Pour la galanterie et la dérision, nous avons l’Ode à Monsieur de Termes, le mari d’une dame Chabot qu’il courtisa longtemps mais sans succès, même quand elle fut devenue veuve de bonne heure. Alors voilà ce que cela donne dans un deuxième livre. Ce sont les stances à un vieillard jaloux :

« Vieux corps tout épuisé de sang et de moüelle

D’où l’ame se départ,

Joüirez-vous toûjours d’une chose si belle

Sans nous en faire part ?

Ces beaux yeux, hors d’espoir d’échaufer par leurs charmes

Vostre froide amitié,

Méprisant leurs attraits, ont leur recours aux larmes

Pour vous faire pitié.

Ainsi l’on voit l’Aurore, en sortant de sa couche,

Soûpirer et gemir,

Quand son vieil impuissant, aussi mort qu’une souche,

N’a rien fait que dormir.

Nostre goust suit nos ans. La vieillesse desire

Un bon vin savoureux,

Au lieu que la jeunesse incessamment soûpire

Les plaisirs amoureux.

L’Amour, encore enfant, cherit cette verdure

Et ces fleurs du printemps,

Fuyant ces vieux rochers où l’on voit la froidure

Demeurer en tout temps.

Puis donc que desormais vos vieux membres de glace

Ne luy sont qu’ennnuyeux,

Ne luy defendez point de mettre en vostre place

Quelqu’un qui fasse mieux.

Laissez en liberté cette beauté celeste ;

N’en soyez point jaloux :

Quand j’en prendray ma part, vous en aurez de reste

Plus qu’il n’en faut pour vous. »

 

Et puis on a aussi un sonnet :

« Que tout cede au pouvoir de celle que j’adore !
Du seul feu de ses yeux le monde est animé ;
Il fait naistre les fleurs dont l’air est parfumé
Et meurit les moissons dont la terre se dore.
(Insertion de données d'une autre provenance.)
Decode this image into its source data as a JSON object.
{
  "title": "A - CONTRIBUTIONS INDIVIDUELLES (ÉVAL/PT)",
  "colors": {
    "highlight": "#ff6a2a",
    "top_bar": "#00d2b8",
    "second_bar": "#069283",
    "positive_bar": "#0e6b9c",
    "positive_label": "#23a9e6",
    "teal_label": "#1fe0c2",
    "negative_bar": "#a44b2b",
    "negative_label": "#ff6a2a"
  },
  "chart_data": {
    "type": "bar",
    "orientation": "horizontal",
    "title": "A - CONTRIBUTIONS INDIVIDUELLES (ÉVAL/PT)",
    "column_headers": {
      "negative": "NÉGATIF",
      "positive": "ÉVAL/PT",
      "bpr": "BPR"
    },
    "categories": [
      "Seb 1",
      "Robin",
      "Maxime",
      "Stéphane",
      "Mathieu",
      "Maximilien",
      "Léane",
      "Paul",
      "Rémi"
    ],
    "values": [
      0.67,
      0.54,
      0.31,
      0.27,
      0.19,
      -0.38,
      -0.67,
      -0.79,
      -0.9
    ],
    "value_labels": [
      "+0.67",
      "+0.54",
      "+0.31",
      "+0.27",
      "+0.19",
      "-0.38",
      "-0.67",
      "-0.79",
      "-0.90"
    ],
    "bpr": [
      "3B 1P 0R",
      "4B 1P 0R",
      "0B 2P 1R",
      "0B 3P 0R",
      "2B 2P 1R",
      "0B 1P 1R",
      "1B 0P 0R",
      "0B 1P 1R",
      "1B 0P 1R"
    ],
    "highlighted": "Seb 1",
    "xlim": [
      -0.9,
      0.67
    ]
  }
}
Dans ces tourments passez dont je me plains encore,
Jamais de tant d’ardeurs je ne fus consumé,
Et toutes ces beautez de qui j’estois charmé
A ce nouveau soleil ne servoient que d’aurore.
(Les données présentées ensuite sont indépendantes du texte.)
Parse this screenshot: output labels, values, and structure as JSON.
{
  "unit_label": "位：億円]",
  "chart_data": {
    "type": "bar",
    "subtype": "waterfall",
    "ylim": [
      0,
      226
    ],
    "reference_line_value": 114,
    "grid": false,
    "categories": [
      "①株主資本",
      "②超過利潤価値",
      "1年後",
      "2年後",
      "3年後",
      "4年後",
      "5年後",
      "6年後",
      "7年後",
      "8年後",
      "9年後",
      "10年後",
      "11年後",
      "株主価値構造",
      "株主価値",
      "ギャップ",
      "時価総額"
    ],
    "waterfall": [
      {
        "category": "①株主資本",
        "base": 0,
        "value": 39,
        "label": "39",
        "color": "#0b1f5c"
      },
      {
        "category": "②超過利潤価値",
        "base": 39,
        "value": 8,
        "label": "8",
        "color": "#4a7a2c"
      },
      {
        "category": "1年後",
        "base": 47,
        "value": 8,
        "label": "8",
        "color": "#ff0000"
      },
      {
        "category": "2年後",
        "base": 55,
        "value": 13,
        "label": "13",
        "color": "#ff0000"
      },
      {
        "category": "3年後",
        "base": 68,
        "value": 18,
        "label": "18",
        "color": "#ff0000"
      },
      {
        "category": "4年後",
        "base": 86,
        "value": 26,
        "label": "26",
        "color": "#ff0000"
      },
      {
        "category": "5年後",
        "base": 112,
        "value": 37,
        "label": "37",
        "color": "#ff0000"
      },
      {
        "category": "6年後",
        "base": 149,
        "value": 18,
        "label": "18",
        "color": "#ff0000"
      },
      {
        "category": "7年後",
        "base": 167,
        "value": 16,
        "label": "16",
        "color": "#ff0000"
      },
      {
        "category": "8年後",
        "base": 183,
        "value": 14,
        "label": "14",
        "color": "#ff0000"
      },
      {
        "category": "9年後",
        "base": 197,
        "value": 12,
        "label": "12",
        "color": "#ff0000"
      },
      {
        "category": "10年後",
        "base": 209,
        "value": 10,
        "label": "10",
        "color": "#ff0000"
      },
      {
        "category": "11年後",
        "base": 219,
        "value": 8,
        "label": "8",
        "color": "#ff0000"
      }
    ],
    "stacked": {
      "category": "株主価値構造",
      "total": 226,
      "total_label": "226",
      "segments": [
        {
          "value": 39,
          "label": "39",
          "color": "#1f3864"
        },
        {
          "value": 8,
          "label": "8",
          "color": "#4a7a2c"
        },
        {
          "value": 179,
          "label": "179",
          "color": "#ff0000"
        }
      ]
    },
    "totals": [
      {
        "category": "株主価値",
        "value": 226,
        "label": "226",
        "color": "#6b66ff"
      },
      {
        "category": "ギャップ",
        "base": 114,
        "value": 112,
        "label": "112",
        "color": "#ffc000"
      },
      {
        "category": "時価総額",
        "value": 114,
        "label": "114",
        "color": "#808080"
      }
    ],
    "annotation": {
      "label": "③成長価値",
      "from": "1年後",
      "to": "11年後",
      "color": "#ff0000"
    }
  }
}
Vous qui fustes jadis mon aimable soucy,
Ne vous offensez point lors que je vante ainsi
Celle qui sur mon cœur a le pouvoir supresme.
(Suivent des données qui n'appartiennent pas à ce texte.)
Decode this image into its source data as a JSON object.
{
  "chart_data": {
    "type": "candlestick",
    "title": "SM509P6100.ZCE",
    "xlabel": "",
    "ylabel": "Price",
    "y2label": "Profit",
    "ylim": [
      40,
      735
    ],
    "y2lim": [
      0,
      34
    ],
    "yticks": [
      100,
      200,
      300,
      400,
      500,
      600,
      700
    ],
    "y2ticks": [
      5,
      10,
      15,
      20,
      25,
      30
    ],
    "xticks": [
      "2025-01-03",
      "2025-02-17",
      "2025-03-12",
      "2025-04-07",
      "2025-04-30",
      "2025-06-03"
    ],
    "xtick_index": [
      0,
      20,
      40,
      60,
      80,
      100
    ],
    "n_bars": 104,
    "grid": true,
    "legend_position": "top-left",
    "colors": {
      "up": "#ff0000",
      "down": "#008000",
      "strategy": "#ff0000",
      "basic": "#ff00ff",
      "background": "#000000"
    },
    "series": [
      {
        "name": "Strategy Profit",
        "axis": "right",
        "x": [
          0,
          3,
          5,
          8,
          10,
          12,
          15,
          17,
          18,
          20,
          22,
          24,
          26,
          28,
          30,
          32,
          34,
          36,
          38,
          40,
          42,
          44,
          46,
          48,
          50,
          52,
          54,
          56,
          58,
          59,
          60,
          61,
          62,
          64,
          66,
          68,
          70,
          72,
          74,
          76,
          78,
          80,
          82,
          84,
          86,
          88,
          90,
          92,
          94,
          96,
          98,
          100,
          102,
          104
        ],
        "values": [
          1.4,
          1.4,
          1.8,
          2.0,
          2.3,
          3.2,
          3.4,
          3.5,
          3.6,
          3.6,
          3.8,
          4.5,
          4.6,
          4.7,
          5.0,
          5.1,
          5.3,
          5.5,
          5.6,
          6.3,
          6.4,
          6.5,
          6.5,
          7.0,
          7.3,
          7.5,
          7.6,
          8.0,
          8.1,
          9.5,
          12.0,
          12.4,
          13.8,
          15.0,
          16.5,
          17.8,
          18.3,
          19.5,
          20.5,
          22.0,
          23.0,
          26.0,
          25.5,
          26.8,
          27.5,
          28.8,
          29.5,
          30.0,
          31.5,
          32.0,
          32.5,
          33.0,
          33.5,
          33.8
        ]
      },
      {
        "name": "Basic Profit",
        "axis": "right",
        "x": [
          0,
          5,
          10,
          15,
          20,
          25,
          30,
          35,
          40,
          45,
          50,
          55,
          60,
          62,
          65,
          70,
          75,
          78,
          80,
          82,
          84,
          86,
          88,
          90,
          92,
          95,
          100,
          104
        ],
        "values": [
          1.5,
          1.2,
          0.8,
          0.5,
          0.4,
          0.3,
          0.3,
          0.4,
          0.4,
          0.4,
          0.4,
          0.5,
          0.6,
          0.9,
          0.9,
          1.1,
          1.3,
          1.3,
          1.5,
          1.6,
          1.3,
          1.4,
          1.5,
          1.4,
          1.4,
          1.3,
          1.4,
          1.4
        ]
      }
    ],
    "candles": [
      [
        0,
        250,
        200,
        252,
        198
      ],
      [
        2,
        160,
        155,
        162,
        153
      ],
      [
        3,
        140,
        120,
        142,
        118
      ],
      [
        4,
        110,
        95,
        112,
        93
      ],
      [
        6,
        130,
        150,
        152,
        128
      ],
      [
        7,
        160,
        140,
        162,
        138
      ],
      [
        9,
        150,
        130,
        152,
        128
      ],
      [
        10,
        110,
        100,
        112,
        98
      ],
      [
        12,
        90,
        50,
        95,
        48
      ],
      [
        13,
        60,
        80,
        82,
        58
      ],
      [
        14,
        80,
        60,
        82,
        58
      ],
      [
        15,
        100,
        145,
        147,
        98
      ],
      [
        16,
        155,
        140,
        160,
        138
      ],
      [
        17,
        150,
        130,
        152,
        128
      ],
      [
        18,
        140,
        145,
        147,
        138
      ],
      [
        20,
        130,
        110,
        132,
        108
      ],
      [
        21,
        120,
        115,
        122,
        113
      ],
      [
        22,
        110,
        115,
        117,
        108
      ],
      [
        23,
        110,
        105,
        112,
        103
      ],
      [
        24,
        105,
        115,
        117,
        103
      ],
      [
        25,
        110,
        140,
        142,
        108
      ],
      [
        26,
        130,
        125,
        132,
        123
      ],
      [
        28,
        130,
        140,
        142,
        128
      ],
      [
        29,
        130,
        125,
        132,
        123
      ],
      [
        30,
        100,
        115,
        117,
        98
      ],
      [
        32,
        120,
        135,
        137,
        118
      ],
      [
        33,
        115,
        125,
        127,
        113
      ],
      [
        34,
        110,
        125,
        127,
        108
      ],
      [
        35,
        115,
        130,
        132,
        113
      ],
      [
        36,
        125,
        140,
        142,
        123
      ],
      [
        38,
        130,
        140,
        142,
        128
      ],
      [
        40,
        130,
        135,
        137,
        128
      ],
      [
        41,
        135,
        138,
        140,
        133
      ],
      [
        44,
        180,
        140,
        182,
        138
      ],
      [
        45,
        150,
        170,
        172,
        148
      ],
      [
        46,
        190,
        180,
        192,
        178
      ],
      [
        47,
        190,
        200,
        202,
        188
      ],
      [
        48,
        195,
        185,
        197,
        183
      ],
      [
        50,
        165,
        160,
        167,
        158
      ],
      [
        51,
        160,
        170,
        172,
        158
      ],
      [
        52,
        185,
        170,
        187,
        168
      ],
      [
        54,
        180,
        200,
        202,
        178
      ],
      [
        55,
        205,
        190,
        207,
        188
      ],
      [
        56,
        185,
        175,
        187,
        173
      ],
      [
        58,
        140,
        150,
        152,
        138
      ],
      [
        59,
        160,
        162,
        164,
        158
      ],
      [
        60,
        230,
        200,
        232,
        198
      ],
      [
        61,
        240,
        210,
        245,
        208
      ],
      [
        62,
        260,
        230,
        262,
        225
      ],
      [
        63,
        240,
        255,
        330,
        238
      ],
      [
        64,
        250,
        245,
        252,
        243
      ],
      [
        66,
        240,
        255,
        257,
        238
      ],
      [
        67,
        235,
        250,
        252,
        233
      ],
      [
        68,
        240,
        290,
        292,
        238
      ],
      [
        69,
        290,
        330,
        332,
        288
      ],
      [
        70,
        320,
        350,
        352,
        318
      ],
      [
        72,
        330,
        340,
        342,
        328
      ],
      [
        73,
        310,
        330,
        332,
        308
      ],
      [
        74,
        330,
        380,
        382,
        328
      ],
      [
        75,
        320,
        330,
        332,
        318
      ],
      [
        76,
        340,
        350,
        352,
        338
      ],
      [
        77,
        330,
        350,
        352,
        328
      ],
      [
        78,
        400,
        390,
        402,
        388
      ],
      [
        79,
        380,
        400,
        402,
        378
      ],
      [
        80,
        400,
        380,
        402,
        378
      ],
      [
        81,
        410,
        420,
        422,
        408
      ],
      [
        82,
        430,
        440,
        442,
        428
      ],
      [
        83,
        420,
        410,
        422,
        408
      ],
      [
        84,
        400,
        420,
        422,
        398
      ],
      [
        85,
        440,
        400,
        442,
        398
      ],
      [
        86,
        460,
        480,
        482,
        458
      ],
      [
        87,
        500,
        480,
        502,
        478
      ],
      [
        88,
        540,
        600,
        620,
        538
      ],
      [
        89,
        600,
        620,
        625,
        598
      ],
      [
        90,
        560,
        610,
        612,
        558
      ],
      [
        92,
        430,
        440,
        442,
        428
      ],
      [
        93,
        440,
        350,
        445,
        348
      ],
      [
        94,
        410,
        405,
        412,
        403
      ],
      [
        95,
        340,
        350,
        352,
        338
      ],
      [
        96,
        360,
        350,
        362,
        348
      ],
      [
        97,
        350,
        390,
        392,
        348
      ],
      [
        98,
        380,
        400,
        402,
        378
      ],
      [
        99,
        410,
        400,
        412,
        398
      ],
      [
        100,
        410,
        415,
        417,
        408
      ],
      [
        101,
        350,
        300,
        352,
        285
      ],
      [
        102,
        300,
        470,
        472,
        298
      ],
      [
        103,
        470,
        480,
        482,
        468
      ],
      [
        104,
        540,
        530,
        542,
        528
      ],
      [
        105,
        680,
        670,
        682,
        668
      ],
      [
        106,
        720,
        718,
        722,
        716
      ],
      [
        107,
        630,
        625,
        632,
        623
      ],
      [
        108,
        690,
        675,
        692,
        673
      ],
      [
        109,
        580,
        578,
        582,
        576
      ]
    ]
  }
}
C’est une impieté de me croire menteur.
Sçachez que par ma voix Amour le dit luy-mesme,
Et qu’un dieu ne peut entre ignorant ny menteur. »

 

Enfin de sa foi chrétienne, nous avons trente-deux Odes sacrées, paraphrasées de psaumes mais je ne citerai que le sonnet « Sur le bois de la vraye croix » :

« Beau Cedre aimé des Cieux, dont l’heureuse memoire
Ne craint point de l’oubli les rigoureuses lois,
Ne blasme point le Sort qui fit mourir ton bois
Puisque le mesme Sort a fait naistre ta gloire.

Celuy de qui le sang sur toy fust espanché,
C’est celuy dont la grace égale la justice,
Qui souffre injustement nostre juste supplice,
Et qui nous fait revivre en tuant le péché.

O nompareil ouvrier des œuvres nom pareilles,
De qui tous les effets sont autant de merveilles,
Que ton amour est grand, que ton pouvoir est fort !

Mon Dieu de quel miracle est ta bonté suivie !
Jadis un bois vivant nous apporta la mort,
Un bois mort aujourd’huy nous apporte la vie. »

 

En 1670, en pleine période heureuse du règne de Louis XIV, disparaît à plus de quatre-vingt ans, ce poète d’une riche inspiration lyrique dont une partie de l’œuvre nous est encore lisible avec plaisir de nos jours et pour la plus grande gloire de la Touraine.